MODERN/POST MOD LITERATURE (Imitations, Forgeries, Fragments, and Copies) Burstein TTh 2:30-4:20 14062

English 213, Fall 2015, Modern and Postmodern Literature

What did modernism do to us? Has it stopped doing it? What is the “post-” in “postmodernism” doing there? This course introduces the student to both modern and postmodern prose, mostly American and British, but with a few moments hopefully not lost in translation.
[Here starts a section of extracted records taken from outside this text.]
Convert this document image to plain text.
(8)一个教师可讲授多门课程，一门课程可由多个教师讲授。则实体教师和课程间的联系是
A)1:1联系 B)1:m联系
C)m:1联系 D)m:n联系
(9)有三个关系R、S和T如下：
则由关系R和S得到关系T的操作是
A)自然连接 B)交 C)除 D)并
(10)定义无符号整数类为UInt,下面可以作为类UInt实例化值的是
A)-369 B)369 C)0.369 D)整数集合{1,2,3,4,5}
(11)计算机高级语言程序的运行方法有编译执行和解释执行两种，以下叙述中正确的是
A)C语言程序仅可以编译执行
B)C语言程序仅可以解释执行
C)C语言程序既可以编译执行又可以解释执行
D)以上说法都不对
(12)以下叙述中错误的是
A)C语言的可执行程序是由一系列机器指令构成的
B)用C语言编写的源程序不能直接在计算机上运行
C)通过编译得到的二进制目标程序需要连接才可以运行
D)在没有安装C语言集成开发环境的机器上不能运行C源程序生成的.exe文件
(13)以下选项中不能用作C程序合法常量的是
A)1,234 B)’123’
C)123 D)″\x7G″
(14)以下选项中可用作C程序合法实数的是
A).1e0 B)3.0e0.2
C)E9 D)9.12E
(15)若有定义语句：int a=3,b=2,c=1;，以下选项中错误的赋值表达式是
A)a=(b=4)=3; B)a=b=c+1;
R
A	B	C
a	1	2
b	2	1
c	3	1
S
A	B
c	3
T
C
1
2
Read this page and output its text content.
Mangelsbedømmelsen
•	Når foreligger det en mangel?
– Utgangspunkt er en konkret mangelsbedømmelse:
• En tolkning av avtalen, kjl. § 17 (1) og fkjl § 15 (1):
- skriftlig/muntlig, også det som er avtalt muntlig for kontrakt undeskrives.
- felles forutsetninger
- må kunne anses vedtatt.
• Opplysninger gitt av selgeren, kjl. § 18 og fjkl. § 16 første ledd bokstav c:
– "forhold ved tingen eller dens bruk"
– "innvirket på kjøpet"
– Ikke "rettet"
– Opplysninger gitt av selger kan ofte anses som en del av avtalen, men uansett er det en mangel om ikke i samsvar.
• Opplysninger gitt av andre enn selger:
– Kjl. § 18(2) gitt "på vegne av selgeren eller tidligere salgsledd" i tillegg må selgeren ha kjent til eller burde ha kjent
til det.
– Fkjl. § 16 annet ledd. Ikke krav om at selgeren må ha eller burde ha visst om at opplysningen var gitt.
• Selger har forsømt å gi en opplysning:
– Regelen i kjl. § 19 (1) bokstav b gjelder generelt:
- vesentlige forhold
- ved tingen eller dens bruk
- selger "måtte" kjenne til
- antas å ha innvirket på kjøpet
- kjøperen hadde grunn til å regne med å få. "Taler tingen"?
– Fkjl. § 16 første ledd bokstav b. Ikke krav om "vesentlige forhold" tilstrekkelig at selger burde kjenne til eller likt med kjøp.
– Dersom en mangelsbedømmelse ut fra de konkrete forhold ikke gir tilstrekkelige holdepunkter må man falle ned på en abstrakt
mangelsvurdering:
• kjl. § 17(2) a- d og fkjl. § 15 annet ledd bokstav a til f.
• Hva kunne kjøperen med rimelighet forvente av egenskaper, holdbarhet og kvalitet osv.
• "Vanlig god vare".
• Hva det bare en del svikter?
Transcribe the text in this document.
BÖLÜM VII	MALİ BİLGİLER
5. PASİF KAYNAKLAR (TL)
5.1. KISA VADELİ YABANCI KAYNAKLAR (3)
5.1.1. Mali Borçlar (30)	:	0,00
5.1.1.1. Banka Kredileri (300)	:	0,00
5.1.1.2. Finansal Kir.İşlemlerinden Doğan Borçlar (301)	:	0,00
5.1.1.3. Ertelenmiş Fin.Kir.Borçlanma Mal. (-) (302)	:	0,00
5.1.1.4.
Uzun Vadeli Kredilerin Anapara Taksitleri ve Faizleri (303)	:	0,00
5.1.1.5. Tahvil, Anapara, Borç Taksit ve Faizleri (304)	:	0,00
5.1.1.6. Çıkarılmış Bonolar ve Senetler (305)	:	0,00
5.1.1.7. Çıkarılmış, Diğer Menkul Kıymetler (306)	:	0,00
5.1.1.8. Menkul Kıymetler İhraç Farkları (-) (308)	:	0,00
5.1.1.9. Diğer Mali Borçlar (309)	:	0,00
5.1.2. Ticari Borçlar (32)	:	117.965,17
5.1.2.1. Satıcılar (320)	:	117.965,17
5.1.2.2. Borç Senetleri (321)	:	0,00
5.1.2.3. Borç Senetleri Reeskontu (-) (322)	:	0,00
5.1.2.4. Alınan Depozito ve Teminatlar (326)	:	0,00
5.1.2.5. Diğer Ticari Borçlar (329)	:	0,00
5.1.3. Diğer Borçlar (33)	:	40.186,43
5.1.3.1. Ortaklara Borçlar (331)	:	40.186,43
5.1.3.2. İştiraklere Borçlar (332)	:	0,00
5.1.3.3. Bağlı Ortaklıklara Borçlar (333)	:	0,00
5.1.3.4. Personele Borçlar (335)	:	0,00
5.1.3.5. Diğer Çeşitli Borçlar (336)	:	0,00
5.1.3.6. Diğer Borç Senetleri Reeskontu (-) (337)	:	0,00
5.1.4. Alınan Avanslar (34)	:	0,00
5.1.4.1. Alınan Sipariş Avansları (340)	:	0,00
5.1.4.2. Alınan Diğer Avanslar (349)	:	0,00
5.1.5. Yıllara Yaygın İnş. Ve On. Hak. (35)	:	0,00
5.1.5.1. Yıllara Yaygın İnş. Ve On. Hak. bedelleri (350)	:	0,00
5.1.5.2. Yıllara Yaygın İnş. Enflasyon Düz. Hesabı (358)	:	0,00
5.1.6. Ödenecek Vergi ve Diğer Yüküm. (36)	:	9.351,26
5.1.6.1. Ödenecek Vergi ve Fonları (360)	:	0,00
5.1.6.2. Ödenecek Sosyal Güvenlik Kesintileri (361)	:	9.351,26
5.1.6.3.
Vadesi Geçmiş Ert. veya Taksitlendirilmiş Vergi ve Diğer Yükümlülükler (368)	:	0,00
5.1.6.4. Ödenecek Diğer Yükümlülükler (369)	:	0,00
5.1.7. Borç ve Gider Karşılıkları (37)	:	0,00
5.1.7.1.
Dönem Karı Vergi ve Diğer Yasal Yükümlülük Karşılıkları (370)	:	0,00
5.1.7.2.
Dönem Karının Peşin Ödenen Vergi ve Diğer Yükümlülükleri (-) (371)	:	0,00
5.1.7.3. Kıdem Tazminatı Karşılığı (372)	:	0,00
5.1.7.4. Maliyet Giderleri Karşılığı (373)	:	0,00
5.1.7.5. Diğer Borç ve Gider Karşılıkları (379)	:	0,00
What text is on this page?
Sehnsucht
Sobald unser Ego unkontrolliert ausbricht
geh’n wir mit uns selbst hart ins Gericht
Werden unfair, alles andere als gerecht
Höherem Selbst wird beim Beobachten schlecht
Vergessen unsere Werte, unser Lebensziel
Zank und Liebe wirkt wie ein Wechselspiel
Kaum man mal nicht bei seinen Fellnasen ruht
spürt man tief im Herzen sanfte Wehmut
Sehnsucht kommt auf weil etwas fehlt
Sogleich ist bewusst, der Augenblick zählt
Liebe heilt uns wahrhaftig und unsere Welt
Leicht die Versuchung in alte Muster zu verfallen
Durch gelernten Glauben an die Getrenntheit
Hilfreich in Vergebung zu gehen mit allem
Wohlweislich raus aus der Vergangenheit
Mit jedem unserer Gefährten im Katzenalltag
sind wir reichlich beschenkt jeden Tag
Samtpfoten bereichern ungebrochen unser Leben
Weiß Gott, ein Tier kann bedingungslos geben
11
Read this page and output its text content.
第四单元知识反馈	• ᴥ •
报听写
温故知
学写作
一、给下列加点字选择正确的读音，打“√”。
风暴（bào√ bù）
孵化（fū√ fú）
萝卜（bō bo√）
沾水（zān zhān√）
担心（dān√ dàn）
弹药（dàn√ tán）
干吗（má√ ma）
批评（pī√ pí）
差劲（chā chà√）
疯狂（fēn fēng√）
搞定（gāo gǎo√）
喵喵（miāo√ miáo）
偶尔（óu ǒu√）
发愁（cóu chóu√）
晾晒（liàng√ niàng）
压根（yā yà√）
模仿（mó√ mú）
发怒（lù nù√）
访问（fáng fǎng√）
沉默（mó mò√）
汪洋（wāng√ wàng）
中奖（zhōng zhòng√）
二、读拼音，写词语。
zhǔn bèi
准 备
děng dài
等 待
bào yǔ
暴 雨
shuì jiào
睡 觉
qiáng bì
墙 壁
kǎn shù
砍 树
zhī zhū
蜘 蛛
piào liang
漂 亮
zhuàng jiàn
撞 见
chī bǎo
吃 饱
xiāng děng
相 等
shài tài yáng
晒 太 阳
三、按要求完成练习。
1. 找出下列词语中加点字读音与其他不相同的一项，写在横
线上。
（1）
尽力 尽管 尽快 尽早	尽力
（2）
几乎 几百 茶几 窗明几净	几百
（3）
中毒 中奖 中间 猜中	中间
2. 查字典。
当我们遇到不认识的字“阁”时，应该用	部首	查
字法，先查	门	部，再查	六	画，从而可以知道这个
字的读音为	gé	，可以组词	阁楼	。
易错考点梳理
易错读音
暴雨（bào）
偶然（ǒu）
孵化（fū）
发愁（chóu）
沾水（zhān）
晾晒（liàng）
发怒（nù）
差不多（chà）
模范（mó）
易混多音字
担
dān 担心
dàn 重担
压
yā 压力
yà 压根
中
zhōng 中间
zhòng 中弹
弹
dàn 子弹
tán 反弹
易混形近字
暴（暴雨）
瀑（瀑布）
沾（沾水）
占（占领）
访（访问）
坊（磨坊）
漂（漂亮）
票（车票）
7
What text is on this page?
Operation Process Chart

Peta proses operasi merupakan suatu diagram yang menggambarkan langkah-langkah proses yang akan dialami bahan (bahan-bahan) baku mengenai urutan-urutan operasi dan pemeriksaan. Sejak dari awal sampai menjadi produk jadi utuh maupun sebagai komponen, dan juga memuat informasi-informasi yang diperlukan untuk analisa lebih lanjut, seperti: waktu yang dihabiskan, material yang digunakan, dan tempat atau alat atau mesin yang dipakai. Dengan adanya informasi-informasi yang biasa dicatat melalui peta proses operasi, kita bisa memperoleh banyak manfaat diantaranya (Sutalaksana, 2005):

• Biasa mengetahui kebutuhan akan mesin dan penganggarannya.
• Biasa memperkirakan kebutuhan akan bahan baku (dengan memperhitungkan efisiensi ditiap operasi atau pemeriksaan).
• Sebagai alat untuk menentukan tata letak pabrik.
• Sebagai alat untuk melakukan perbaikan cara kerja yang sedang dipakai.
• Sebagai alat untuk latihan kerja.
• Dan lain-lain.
Moving back and forth between modern and postmodernist fiction, this class will pair a few indubitably modernist literary texts with their later-born literary twins—so for instance we'll begin with Wilde's The Picture of Dorian Gray (1891) and read it against the English writer Will Self's Dorian: An Imitation (2002); and pair Woolf’s Mrs. Dalloway with Cunningham’s The Hours, the title of refers to (one of) Woolf’s “original” titles for what turned into Mrs. Dalloway. The class will pay attention to imitations, forgeries, fragments, and copies (What is the status of the original? Is there an original?); representations of inner experience; and attune the student to matters of literary form. Reading will range from Ford Madox Ford to Italo Calvino, with Lydia Davis and Borges somewhere in between. Other authors are likely to include Angela Carter, Thomas Pynchon, and Jenny Offill's recent Dpt. of Speculation.

This course doesn't presume prior knowledge about literary history, but it does require that the reader be alert, assiduous—it’s a reading-heavy class—and articulate. There will be papers and an exam.